Außenwirtschaft

CorporAID Plattform für Wirtschaft, Entwicklung und globale Verantwortung 

Das österreichische Außenwirtschaftsleitbild aus 2008 hat die strategische Partnerschaft zwischen Außenwirtschaft und Entwicklungszusammenarbeit als eine seiner Zielsetzungen verankert und sieht die verstärkte Kooperation zwischen Privatwirtschaft und Entwicklungszusammenarbeit als eine Möglichkeit, zu einer Stärkung des privatwirtschaftlichen Sektors in den Partnerländern beizutragen und Unternehmen beim Aufbau neuer Märkte zu helfen.

In der Entwicklungszusammenarbeit mehr auf die Wirtschaft zu setzen ist entscheidend, um in den Entwicklungsländern die notwendigen Rahmenbedingungen zu schaffen, in denen ein lokaler privatwirtschaftlicher Sektor entstehen und wachsen kann und dadurch wirtschaftliche und soziale Entwicklung stattfindet.

Um die Komplementarität von Wirtschaft und Entwicklung im öffentlichen Bewusstsein zu verankern, Entwicklungszusammenarbeit stärker strategisch und wirtschaftsorientiert zu denken und die Rahmenbedingungen für unternehmerisches Engagement in diesem Bereich zu verbessern, fördert das BMWFJ die corporAID Plattform für Wirtschaft, Entwicklung und globale Verantwortung, die von der privaten, unabhängigen Nonprofit-Organisation ICEP – Institut zur Cooperation bei Entwicklungs-Projekten -  umgesetzt wird.

Ziel der corporAID Plattform ist, ein stärker wirtschaftliches Verständnis von Entwicklungszusammenarbeit zu erreichen. Hauptaufgabe der Plattform ist es, relevante Informationen im Bereich Wirtschaft und Entwicklung zu generieren, Bereiche mit Wirtschafts- und Entwicklungspotenzial zu identifizieren und Bewusstseinsbildung in der österreichischen Öffentlichkeit zu betreiben. Die corporAID Plattform soll außerdem internationale Best Practice-Beispiele erfolgreicher EZA-Strategien und -Programme abbilden und so dazu beizutragen, dass eine stärkere Internationalisierung der österreichischen Wirtschaft auch in „Emerging Markets" stattfinden kann. Zentrale Zielgruppe sind daher neben Entscheidungsträgern und politischem Umfeld vor allem Wirtschaftstreibende aus österreichischen Unternehmen.
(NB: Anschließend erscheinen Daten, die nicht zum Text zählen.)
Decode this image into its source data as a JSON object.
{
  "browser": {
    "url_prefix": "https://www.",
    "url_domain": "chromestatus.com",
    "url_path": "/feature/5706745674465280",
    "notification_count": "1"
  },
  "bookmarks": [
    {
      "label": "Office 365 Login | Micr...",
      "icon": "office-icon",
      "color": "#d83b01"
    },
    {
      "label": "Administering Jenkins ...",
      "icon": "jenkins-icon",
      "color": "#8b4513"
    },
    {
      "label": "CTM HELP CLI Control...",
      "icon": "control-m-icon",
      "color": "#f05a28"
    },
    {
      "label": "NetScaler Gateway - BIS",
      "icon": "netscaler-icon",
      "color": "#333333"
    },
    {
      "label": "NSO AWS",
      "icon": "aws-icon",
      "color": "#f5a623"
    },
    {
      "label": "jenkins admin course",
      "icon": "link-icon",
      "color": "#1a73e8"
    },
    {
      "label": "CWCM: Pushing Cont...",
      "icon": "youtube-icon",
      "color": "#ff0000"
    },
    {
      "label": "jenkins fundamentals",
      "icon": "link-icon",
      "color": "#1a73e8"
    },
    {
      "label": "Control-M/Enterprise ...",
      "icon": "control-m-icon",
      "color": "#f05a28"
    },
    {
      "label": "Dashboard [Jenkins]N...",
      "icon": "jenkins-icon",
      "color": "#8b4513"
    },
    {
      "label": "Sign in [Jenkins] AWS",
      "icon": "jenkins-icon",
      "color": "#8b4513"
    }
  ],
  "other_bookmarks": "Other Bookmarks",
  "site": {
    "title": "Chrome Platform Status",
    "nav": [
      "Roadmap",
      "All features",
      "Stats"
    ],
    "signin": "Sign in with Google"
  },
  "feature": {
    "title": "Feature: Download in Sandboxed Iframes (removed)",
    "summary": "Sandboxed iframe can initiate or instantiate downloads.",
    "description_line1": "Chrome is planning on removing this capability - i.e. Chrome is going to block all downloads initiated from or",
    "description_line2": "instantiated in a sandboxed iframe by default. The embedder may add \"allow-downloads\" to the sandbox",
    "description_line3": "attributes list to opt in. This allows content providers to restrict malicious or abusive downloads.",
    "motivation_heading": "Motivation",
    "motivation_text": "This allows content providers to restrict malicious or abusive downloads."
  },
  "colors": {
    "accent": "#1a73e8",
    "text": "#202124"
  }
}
Die corporAID Plattform arbeitet daran, Berichte und Analysen über die Beteiligung der österreichischen Wirtschaft an der globalen Entwicklung in Form von Policy Papers zu erstellen und Diskussionsprozesse österreichischer Institutionen zu unterstützen. Dazu dienen das corporAID Magazin und das corporAID-Webportal. Außerdem werden Fachveranstaltungen mit österreichischen und internationalen Experten und Praktikern zu aktuellen Themen organisiert. Gezielte Öffentlichkeitsarbeit durch Beiträge in Publikationen soll das Thema sichtbarer machen.

Bereits seit 1996 beschäftigt sich ICEP – Institut zur Cooperation bei Entwicklungs-Projekten - mit Fragen der globalen Armutsbekämpfung. Auf der Basis eines Empowerment-Ansatzes unterstützt ICEP einerseits direkt vor Ort in Entwicklungsländern Menschen dabei, sich in Wirtschaftsprozesse einzubinden. In Österreich sieht ICEP seine Aufgabe insbesondere darin, Unternehmen Handlungsebenen für eine Beteiligung an sozialen und ökonomischen Entwicklungsprozessen in Entwicklungsländern aufzuzeigen. Zum Mainstreaming des Themas gründete ICEP die corporAID Initiative, die eine Plattform für Information, Kommunikation und Umsetzung globaler gesellschaftlicher Verantwortung von Unternehmen darstellt. Als Sprachrohr der Initiative fungiert das corporAID Magazin, das mit der österreichischen Wirtschaftstageszeitung "WirtschaftsBlatt" vertrieben wird.